When exam week rolls around, it is a time to make sacrifices. We can forget about relationships, say good bye to eight blissful hours of rest, competitions are cancelled, horses get bored, rehearsal is skipped, and who really has time to eat anymore?

Those few things that we cannot skip out of, such as work and volunteering, continue to take up precious time. I don’t even think about social media for a good two weeks (although that’s not necessarily abnormal for many of us).

Exams are broken up throughout the week; how many you have per day is in accordance with the classes you take.

If you loaded up on academics, you could have musical rehearsal and English 12 on Monday, Biology 11 on Tuesday, Law 12 on Tuesday afternoon, Pre-Calculus 11 and your Cadet CO’s Parade on Wednesday, and the Numeracy Assessment on Thursday.

The Numeracy Assessment, for your information, goes on our transcript; meaning it will taint our resume and haunt us for the remainder of our lives. Yaaaaaay.

When adults look at us teenagers and see lazy juvenile delinquents, we want to (respectfully) tell you up from down; we are not all like this.

School is different than it used to be; not necessarily harder, just different.

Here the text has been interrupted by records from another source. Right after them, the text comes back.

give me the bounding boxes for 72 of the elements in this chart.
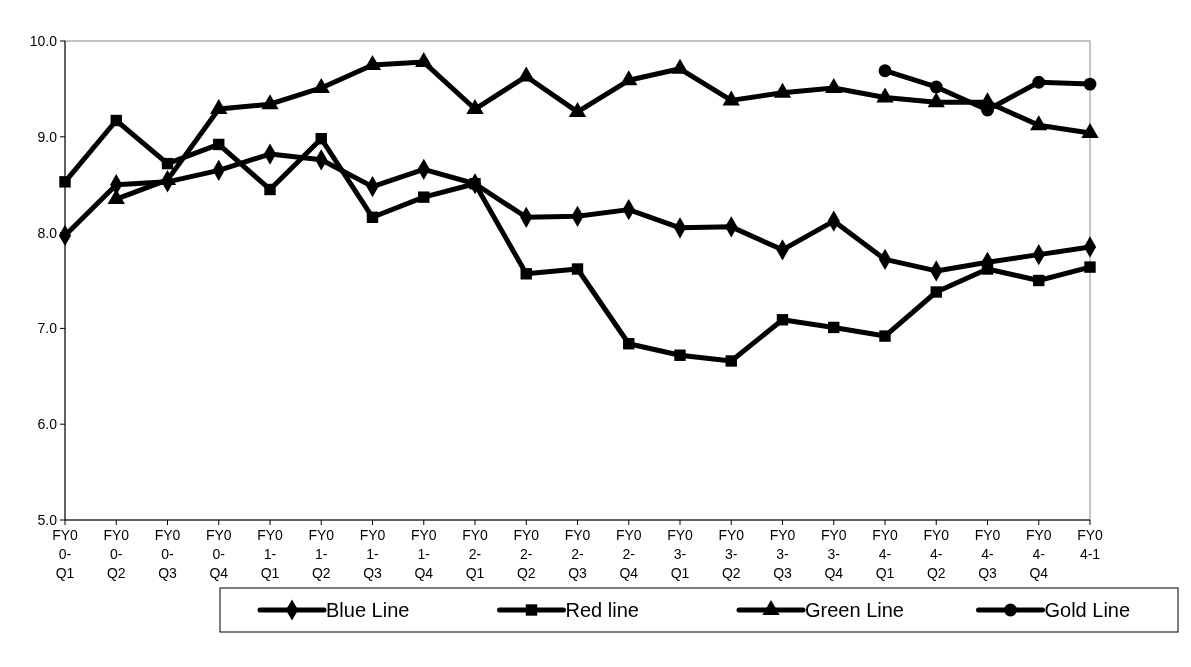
point: [773, 82, 792, 98]
x-tick-label: FY02-Q3: [564, 527, 591, 581]
x-tick-label: FY01-Q3: [359, 527, 386, 581]
x-tick-label: FY04-Q2: [923, 527, 950, 581]
point: [161, 157, 174, 170]
point: [520, 268, 532, 280]
point: [623, 338, 635, 350]
point: [59, 176, 71, 188]
y-tick-label: 5.0: [37, 511, 58, 528]
x-tick-label: FY03-Q3: [769, 527, 796, 581]
point: [264, 183, 276, 196]
x-tick-label: FY02-Q2: [513, 527, 540, 581]
point: [876, 87, 894, 103]
x-tick-label: FY00-Q3: [154, 527, 181, 581]
point: [213, 138, 225, 151]
x-tick-label: FY01-Q1: [257, 527, 284, 581]
legend-label: Green Line: [805, 599, 904, 621]
x-tick-label: FY00-Q4: [205, 527, 232, 581]
legend-label: Gold Line: [1044, 599, 1131, 621]
point: [1084, 261, 1096, 273]
point: [568, 101, 587, 117]
y-tick-label: 8.0: [37, 224, 58, 241]
x-tick-label: FY01-Q4: [410, 527, 437, 581]
point: [315, 133, 327, 145]
point: [107, 189, 125, 205]
x-tick-label: FY03-Q2: [718, 527, 745, 581]
y-tick-label: 7.0: [37, 320, 58, 337]
point: [930, 286, 942, 298]
point: [466, 99, 484, 115]
point: [674, 349, 686, 361]
point: [671, 58, 689, 74]
x-tick-label: FY04-Q1: [872, 527, 899, 581]
point: [722, 90, 740, 106]
point: [571, 263, 584, 275]
point: [1030, 115, 1048, 131]
point: [879, 330, 891, 342]
point: [312, 77, 330, 93]
point: [828, 321, 840, 334]
point: [927, 92, 945, 108]
point: [415, 52, 433, 68]
point: [825, 77, 843, 93]
point: [110, 114, 122, 127]
point: [261, 94, 279, 110]
x-tick-label: FY04-Q4: [1025, 527, 1052, 581]
point: [725, 355, 737, 367]
x-tick-label: FY03-Q1: [667, 527, 694, 581]
point: [210, 99, 228, 115]
x-tick-label: FY00-Q1: [52, 527, 79, 581]
point: [1083, 77, 1097, 91]
point: [517, 66, 535, 82]
point: [929, 80, 943, 94]
x-tick-label: FY02-Q1: [462, 527, 489, 581]
point: [418, 191, 430, 203]
point: [620, 70, 638, 86]
y-tick-label: 6.0: [37, 416, 58, 433]
legend-label: Red line: [565, 599, 639, 621]
point: [1032, 75, 1046, 89]
x-tick-label: FY04-1: [1077, 527, 1104, 562]
point: [776, 314, 789, 326]
legend-label: Blue Line: [326, 599, 410, 621]
point: [469, 178, 481, 190]
point: [981, 263, 994, 275]
x-tick-label: FY04-Q3: [974, 527, 1001, 581]
x-tick-label: FY03-Q4: [820, 527, 847, 581]
point: [1081, 122, 1099, 138]
y-tick-label: 10.0: [29, 32, 58, 49]
y-tick-label: 9.0: [37, 128, 58, 145]
x-tick-label: FY01-Q2: [308, 527, 335, 581]
x-tick-label: FY00-Q2: [103, 527, 130, 581]
point: [1033, 274, 1045, 287]
x-tick-label: FY02-Q4: [615, 527, 642, 581]
point: [366, 211, 379, 223]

We have different social pressures, different opportunities, different commitments, and a different world in which we have grown.

So when kids become stressed, or scatterbrained, or downright short-tempered with life, know that although we don’t do what you do, we still do all that we can. Because that is what this time in our lives is about.

We get to live, make bad choices, grow, and learn all that we can, so that one day, we can do what you do. Be the very best version of ourselves.